I attended four sessions:

  • Your Book Starts Here: Three-Act Structure for Book Writers in All Genres
  • Writing Through Our Fears
  • Your Characters’ Characteristics
  • Networking for Manchester and Nashua Writers

I learned something valuable from each of them.

Your Book Starts Here: Three-Act Structure for Book Writers in All Genres presented by Mary Carroll Moore was most intriguing, providing a new way to look at building plot. The premise behind this is to use a series of questions to plot your story. Ms. Moore did a great job illustrating how to do exactly that with sticky notes. (I love sticky notes because you can move them around.) I immediately downloaded her book (Come on, you knew that I would.)

Mary Carroll Moore
Mary Carroll Moore

In Writing Through Your Fears, Mary Johnson presented strategies for overcoming the terror all writers face sooner or later. Usually, this shows up as a snarky voice in your ear saying, “What makes you think anyone will ever want to read this? Huh?” This annoying voice who I picture as coming from an obnoxious mandrill named Simon can bring me to despair.

Your Characters’ Characteristics presented by Ann Joslin Williams offered a series of writing exercises and charts to help you build your characters by defining things like: what they eat, their greatest fears, favorite stuff, etc.

Networking for Manchester and Nashua Writers brought local writers together and gave us a chance to describe what we are writing or planning to write.

I had lunch with a fellow member of my Souhegan Writers Group, Cherie Konyha Greene, whose novel will be one to watch for, and several other writers I had just met. Informal networking at its best.

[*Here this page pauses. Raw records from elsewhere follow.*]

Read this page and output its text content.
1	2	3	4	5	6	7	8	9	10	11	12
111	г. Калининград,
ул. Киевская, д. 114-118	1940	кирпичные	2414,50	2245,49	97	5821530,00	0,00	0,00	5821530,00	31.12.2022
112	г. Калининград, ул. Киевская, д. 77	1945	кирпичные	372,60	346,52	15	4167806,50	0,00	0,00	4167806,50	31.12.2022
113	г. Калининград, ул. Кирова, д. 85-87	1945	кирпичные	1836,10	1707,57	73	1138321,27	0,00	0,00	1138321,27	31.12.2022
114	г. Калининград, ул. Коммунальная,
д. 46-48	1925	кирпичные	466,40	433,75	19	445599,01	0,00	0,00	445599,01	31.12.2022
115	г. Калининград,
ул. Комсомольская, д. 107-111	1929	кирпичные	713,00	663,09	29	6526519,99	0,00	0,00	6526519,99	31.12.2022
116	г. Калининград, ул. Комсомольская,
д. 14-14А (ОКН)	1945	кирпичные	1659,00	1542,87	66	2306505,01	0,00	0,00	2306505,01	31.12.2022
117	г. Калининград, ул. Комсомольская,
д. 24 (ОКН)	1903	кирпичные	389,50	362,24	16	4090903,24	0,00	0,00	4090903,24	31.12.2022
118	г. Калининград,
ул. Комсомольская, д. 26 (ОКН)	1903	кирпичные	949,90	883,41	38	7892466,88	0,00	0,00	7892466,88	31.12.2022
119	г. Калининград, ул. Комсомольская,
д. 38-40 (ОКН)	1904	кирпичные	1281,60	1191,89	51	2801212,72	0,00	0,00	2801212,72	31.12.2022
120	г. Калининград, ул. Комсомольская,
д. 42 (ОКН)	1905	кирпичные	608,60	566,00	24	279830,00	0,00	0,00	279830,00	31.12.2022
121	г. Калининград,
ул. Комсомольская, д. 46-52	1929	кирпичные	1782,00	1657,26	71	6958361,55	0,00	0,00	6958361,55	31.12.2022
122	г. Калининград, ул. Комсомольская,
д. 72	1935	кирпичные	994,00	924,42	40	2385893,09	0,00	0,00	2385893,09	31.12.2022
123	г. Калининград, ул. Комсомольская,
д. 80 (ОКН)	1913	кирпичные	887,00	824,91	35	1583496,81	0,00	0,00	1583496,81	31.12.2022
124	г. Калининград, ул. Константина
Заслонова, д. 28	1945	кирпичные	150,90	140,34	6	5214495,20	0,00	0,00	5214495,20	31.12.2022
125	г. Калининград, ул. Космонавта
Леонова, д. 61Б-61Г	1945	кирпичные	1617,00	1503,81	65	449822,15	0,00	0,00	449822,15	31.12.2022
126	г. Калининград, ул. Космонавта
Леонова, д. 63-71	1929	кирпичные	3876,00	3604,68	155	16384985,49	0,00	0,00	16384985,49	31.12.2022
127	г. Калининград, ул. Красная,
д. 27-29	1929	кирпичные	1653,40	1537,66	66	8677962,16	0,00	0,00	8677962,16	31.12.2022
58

Writers’ Day provides an opportunity to help writers strengthen their knowledge of the craft of writing but I think its appeal speaks to something deeper. Writing is lonely, the work for the most part being done alone and rejected and criticized far more often than accepted. Writers’ Day provides the opportunity to do something we all try to do from the moment we leave the protection of our mothers’ arms: Make a friend.